Air danau yang sebagian tertutup salju menambah keindahan di tempat itu. Arka mengajak Arlita berjalan-jalan ditepi danau sambil menunggu waktu shalat dzuhur.
"Indah sekali Arka." Ucap Arlita sambil menatap danau yang hampir separuhnya tertutup salju.
"Ya, indah sekali, dan lebih indah karena ada kamu disini."
"Gombal."
Arka tersenyum, lalu tak berapa lama waktu shalatpun tiba, mereka masuk ke dalam masjid lalu mengikuti shalat berjamaah.
Setelah selesai menunaikan shalat Arka menemui imam masjid itu dan mengutarakan niatnya untuk menikah dengan Arlita dimasjid itu. Dan imam masjid itupun tak keberatan karena memang masjid itu sering digunakan untuk ijab qabul kaum muslim minoritas di negara itu.

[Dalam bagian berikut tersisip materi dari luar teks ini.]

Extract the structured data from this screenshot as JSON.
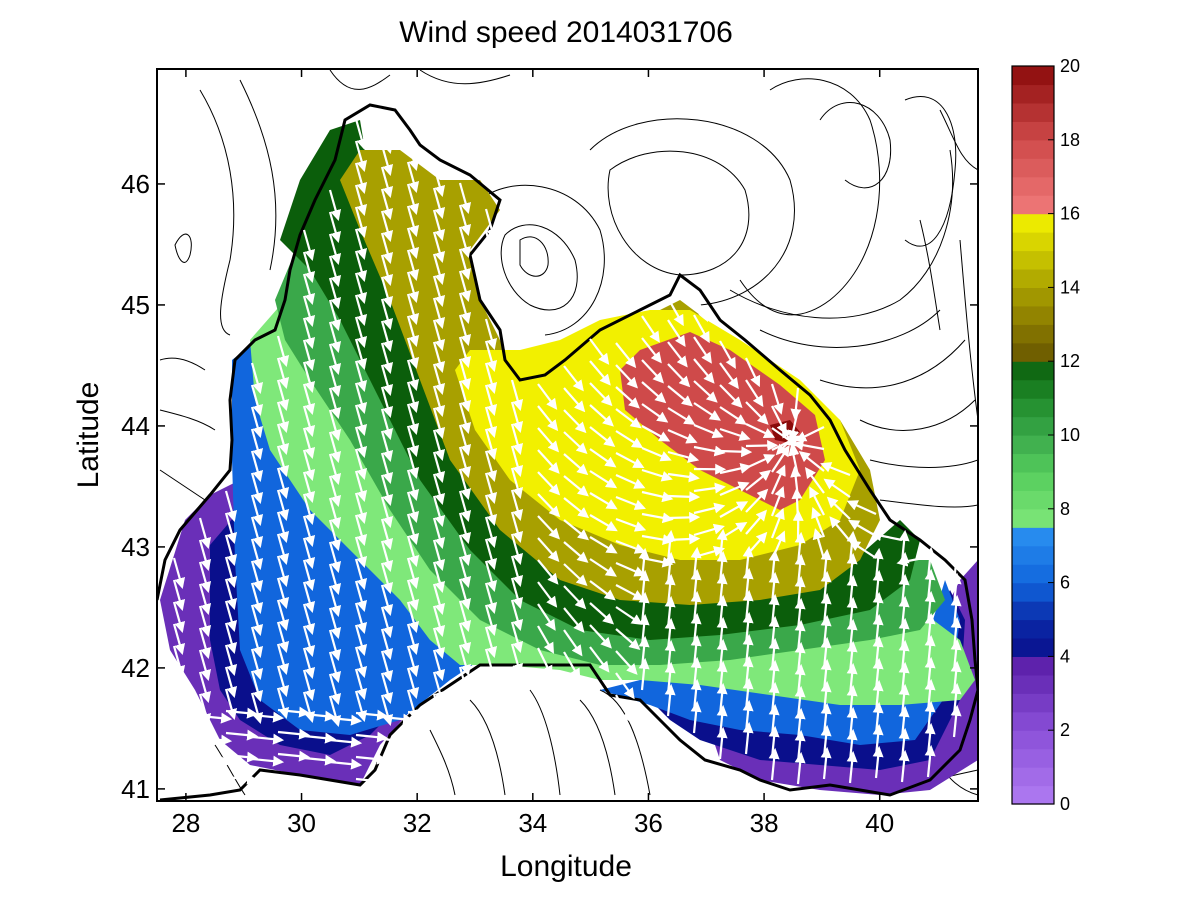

"Jadi kalian berdua ingin menikah disini?" Tanya Imam masjid itu.
"Ya, apa boleh?" Tanya Arka dengan sopan.
"Tentu saja, apa ada keluarga kalian disini?" Tanya Imam masjid.
"Tidak ada kami hanya berdua saja." Jawab Arka.
"Baiklah, aku akan menikahkan kalian, dan kedua anakku yang akan menjadi saksi serta jamaah disini yang akan menyaksikan pernikahan kalian."
"Terimakasih, Tuan."
"Ya, jadi mana mas kawinnya."
Arka menyodorkan perhiasan yang tadi Ia beli bersama Arlita, dan tak menunggu lama ijab qabul pun dimulai.
Dan dengan lancar Arka mengucapkan ijab qabulnya dengan menggunakan bahasa arab, lalu terdengar kata sah. Yang membuat hati Arlita dan Arka bahagia. Senyum dari bibir keduanya tak terelakkan lagi.
SEmua orang disana menatap haru kedua pengantin itu karena mereka tahu, jika mereka berdua adalah Interpol ya ng bertugas mengamankan kawasan disana.
Pesta kecilpun diadakan Arka udengan para jamaah, Ia membooking sebuah restoran yang tak jauh dari masjid untuk mereka menyantap makan siang bersama sebagai bentuk rasa syukur dan kebahagiaan mereka.